(The Center Square) — A Lafayette resident accused of participating in the Oct. 7, 2023 Hamas-led attack on Israel will be detained until his trial next November, according to court records.
A jury trial for Mahmoud Amin Ya’qub Al-Muhtadi is set for Nov. 2, 2026 in Lafayette before U.S. District Judge David C. Joseph. He faces life in prison if convicted.
Al-Muhtadi was indicted in October on one count of providing material support to a foreign terrorist organization and one count of fraudulently applying for a U.S. visa. He has pleaded not guilty to both.
His name does not appear in an online search of state or federal prison inmates, and a message left with his attorney was not immediately returned.

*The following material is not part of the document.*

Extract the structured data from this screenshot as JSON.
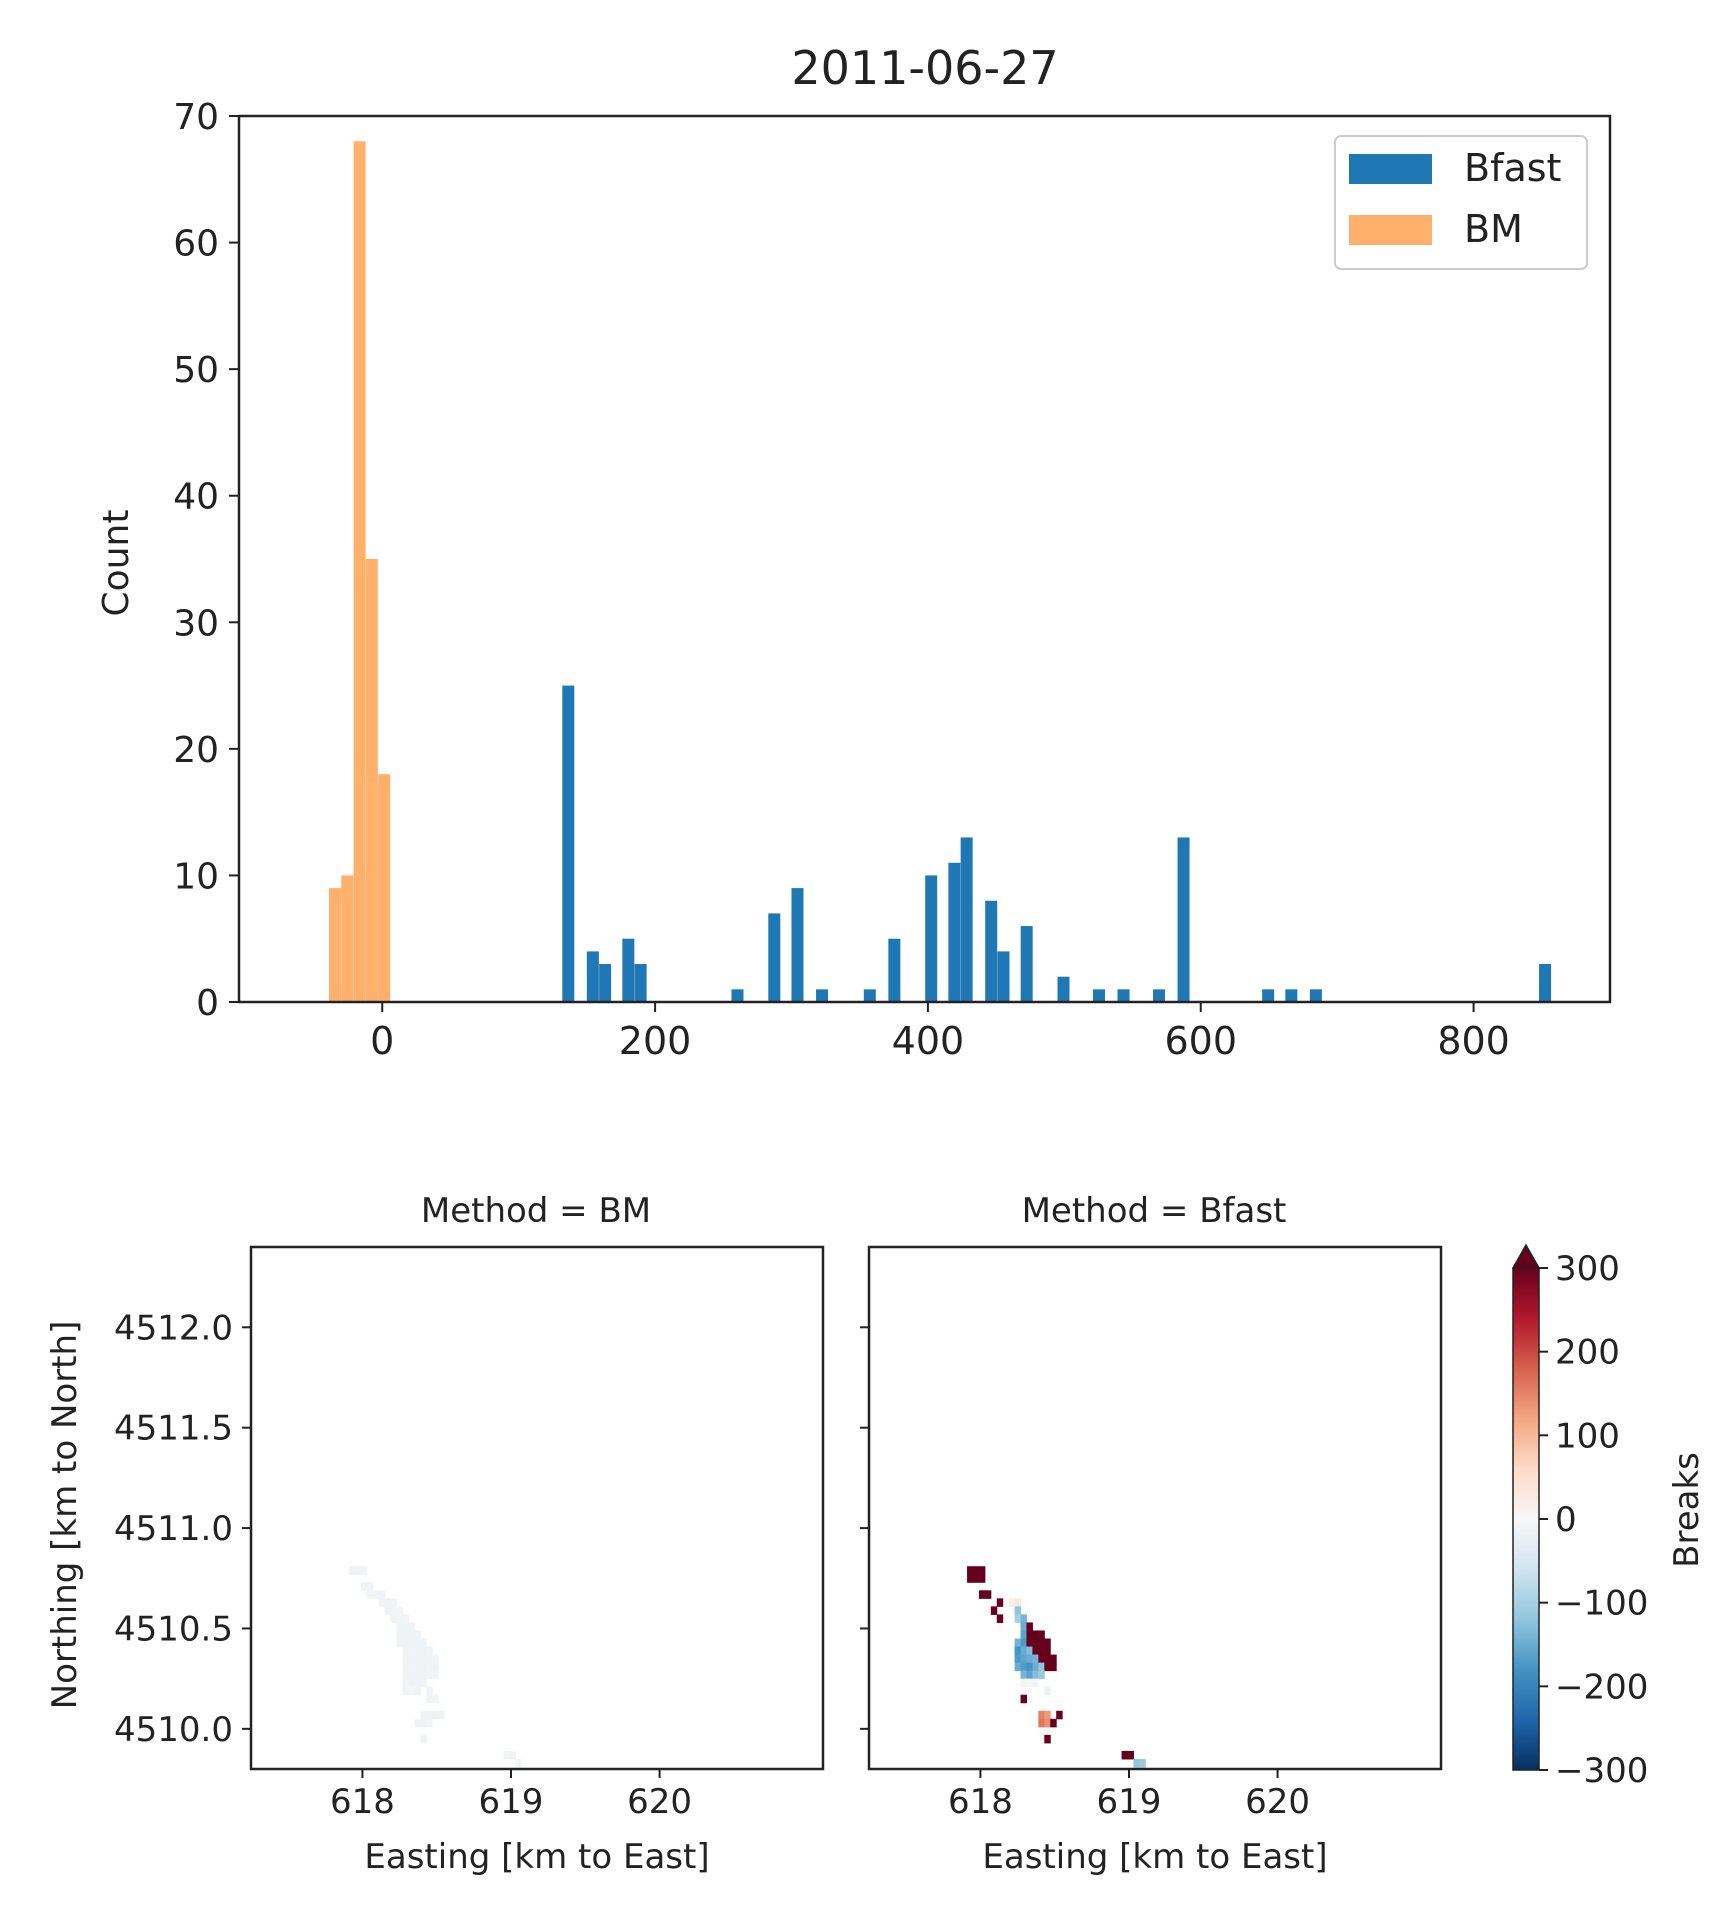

According to an FBI criminal complaint, Al-Muhtadi armed himself and joined a group that crossed from the Gaza Strip into Israel to fight alongside Hamas in the attack that killed 1,200 people. Another 250 were taken as hostages.
In the year following the attack, Al-Muhtadi applied for a U.S. visa and said he planned to move to Tulsa, Oklahoma and look for work in the auto repair or food service industries, according to the complaint. Prosecutors say he lied on his visa application, hiding his ties to armed groups and his role in the Oct. 7 attack. Department of Homeland Security records show he arrived in the U.S. on Sept. 12, 2024 and has since lived and worked in Lafayette.

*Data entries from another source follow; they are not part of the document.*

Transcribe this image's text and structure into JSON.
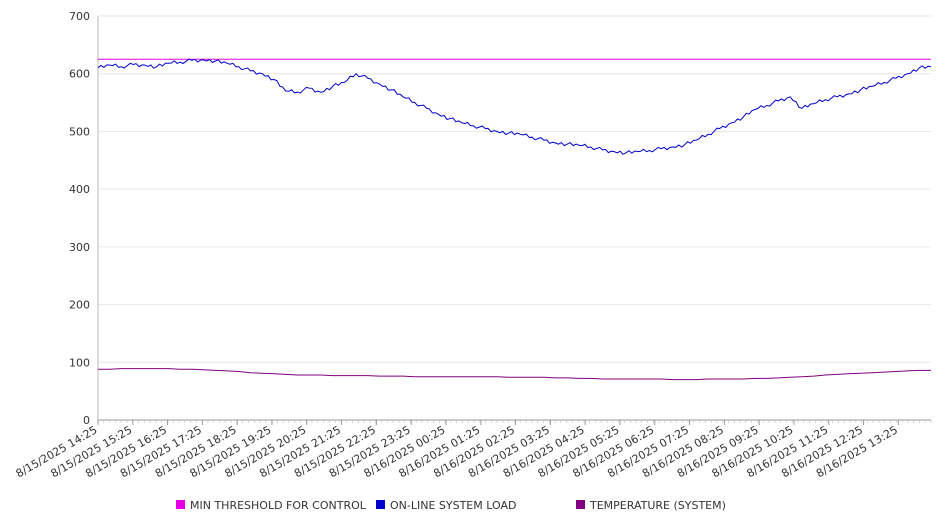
{
  "chart_data": {
    "type": "line",
    "ylim": [
      0,
      700
    ],
    "yticks": [
      0,
      100,
      200,
      300,
      400,
      500,
      600,
      700
    ],
    "grid": true,
    "legend_placement": "bottom-center",
    "xticks": [
      "8/15/2025 14:25",
      "8/15/2025 15:25",
      "8/15/2025 16:25",
      "8/15/2025 17:25",
      "8/15/2025 18:25",
      "8/15/2025 19:25",
      "8/15/2025 20:25",
      "8/15/2025 21:25",
      "8/15/2025 22:25",
      "8/15/2025 23:25",
      "8/16/2025 00:25",
      "8/16/2025 01:25",
      "8/16/2025 02:25",
      "8/16/2025 03:25",
      "8/16/2025 04:25",
      "8/16/2025 05:25",
      "8/16/2025 06:25",
      "8/16/2025 07:25",
      "8/16/2025 08:25",
      "8/16/2025 09:25",
      "8/16/2025 10:25",
      "8/16/2025 11:25",
      "8/16/2025 12:25",
      "8/16/2025 13:25"
    ],
    "x": [
      "14:25",
      "14:45",
      "15:05",
      "15:25",
      "15:45",
      "16:05",
      "16:25",
      "16:45",
      "17:05",
      "17:25",
      "17:45",
      "18:05",
      "18:25",
      "18:45",
      "19:05",
      "19:25",
      "19:45",
      "20:05",
      "20:25",
      "20:45",
      "21:05",
      "21:25",
      "21:45",
      "22:05",
      "22:25",
      "22:45",
      "23:05",
      "23:25",
      "23:45",
      "00:05",
      "00:25",
      "00:45",
      "01:05",
      "01:25",
      "01:45",
      "02:05",
      "02:25",
      "02:45",
      "03:05",
      "03:25",
      "03:45",
      "04:05",
      "04:25",
      "04:45",
      "05:05",
      "05:25",
      "05:45",
      "06:05",
      "06:25",
      "06:45",
      "07:05",
      "07:25",
      "07:45",
      "08:05",
      "08:25",
      "08:45",
      "09:05",
      "09:25",
      "09:45",
      "10:05",
      "10:25",
      "10:45",
      "11:05",
      "11:25",
      "11:45",
      "12:05",
      "12:25",
      "12:45",
      "13:05",
      "13:25",
      "13:45",
      "14:05"
    ],
    "series": [
      {
        "name": "MIN THRESHOLD FOR CONTROL",
        "color": "#e600e6",
        "values": [
          625,
          625,
          625,
          625,
          625,
          625,
          625,
          625,
          625,
          625,
          625,
          625,
          625,
          625,
          625,
          625,
          625,
          625,
          625,
          625,
          625,
          625,
          625,
          625,
          625,
          625,
          625,
          625,
          625,
          625,
          625,
          625,
          625,
          625,
          625,
          625,
          625,
          625,
          625,
          625,
          625,
          625,
          625,
          625,
          625,
          625,
          625,
          625,
          625,
          625,
          625,
          625,
          625,
          625,
          625,
          625,
          625,
          625,
          625,
          625,
          625,
          625,
          625,
          625,
          625,
          625,
          625,
          625,
          625,
          625,
          625,
          625
        ]
      },
      {
        "name": "ON-LINE SYSTEM LOAD",
        "color": "#0000cc",
        "values": [
          610,
          615,
          612,
          616,
          615,
          612,
          618,
          620,
          623,
          624,
          622,
          618,
          612,
          605,
          600,
          590,
          570,
          568,
          575,
          568,
          578,
          585,
          600,
          592,
          582,
          572,
          560,
          550,
          540,
          530,
          522,
          515,
          510,
          505,
          500,
          497,
          495,
          490,
          485,
          480,
          478,
          476,
          473,
          468,
          465,
          463,
          465,
          467,
          470,
          473,
          477,
          485,
          495,
          505,
          515,
          525,
          538,
          545,
          553,
          560,
          540,
          548,
          555,
          560,
          565,
          572,
          578,
          585,
          592,
          600,
          610,
          612
        ]
      },
      {
        "name": "TEMPERATURE (SYSTEM)",
        "color": "#800080",
        "values": [
          88,
          88,
          89,
          89,
          89,
          89,
          89,
          88,
          88,
          87,
          86,
          85,
          84,
          82,
          81,
          80,
          79,
          78,
          78,
          78,
          77,
          77,
          77,
          77,
          76,
          76,
          76,
          75,
          75,
          75,
          75,
          75,
          75,
          75,
          75,
          74,
          74,
          74,
          74,
          73,
          73,
          72,
          72,
          71,
          71,
          71,
          71,
          71,
          71,
          70,
          70,
          70,
          71,
          71,
          71,
          71,
          72,
          72,
          73,
          74,
          75,
          76,
          78,
          79,
          80,
          81,
          82,
          83,
          84,
          85,
          86,
          86
        ]
      }
    ]
  }
}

The case is being prosecuted by the U.S. Department of Justice’s Counterterrorism Section, which leads investigations and prosecutions of domestic and international terrorism, material-support and terrorist-financing offenses.

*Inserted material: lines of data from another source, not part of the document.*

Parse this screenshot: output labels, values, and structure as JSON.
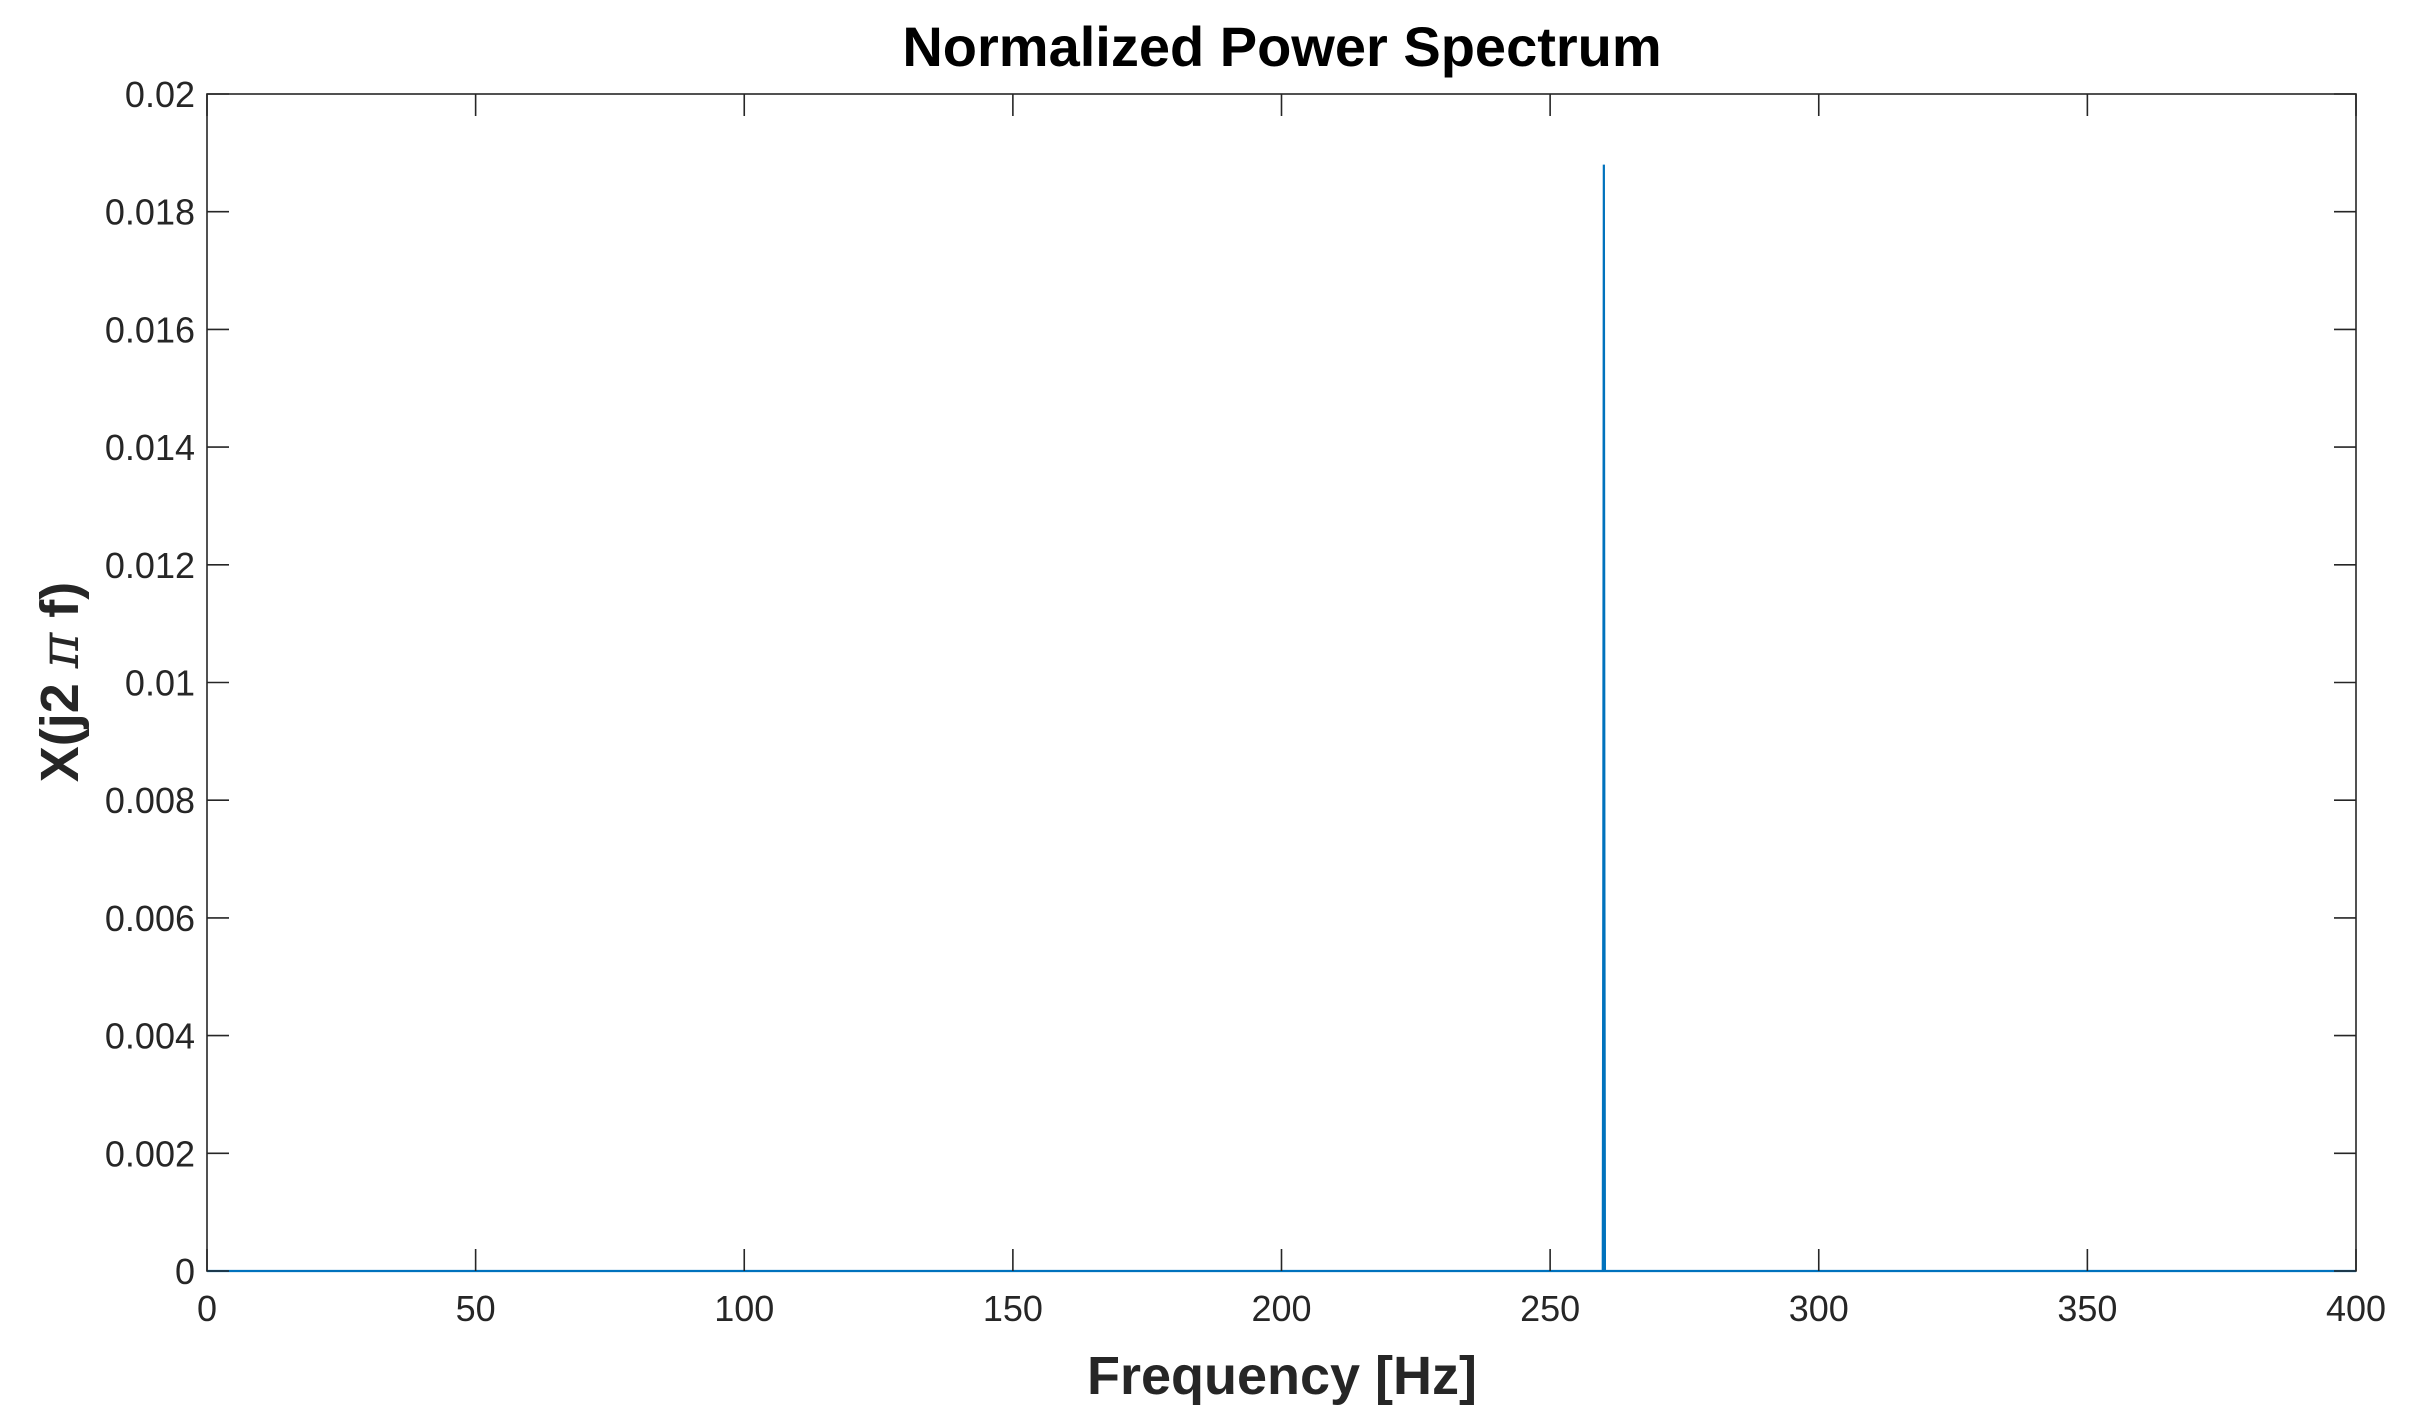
{
  "chart_data": {
    "type": "line",
    "title": "Normalized Power Spectrum",
    "xlabel": "Frequency [Hz]",
    "ylabel": {
      "prefix": "X(j2 ",
      "symbol": "π",
      "suffix": " f)"
    },
    "xlim": [
      0,
      400
    ],
    "ylim": [
      0,
      0.02
    ],
    "xticks": [
      0,
      50,
      100,
      150,
      200,
      250,
      300,
      350,
      400
    ],
    "xtick_labels": [
      "0",
      "50",
      "100",
      "150",
      "200",
      "250",
      "300",
      "350",
      "400"
    ],
    "yticks": [
      0,
      0.002,
      0.004,
      0.006,
      0.008,
      0.01,
      0.012,
      0.014,
      0.016,
      0.018,
      0.02
    ],
    "ytick_labels": [
      "0",
      "0.002",
      "0.004",
      "0.006",
      "0.008",
      "0.01",
      "0.012",
      "0.014",
      "0.016",
      "0.018",
      "0.02"
    ],
    "grid": false,
    "series": [
      {
        "color": "#0072BD",
        "x": [
          0,
          259.8,
          259.9,
          260.0,
          260.1,
          260.2,
          400
        ],
        "y": [
          0,
          0,
          0.0065,
          0.0188,
          0.0065,
          0,
          0
        ]
      }
    ]
  }
}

On Nov. 6, Judge Joseph certified the matter as both classified and “complex,” and agreed to prosecutors’ request to extend a 70-day deadline for trial.
One provision requires the government to identify an “Israeli document authentication witness” by May 1, 2026, with a June 15 hearing focused on authenticating Israeli battlefield documents.
There is an extradition treaty between the United States and Israel, but the Justice Department did not respond to questions about whether extradition is being sought.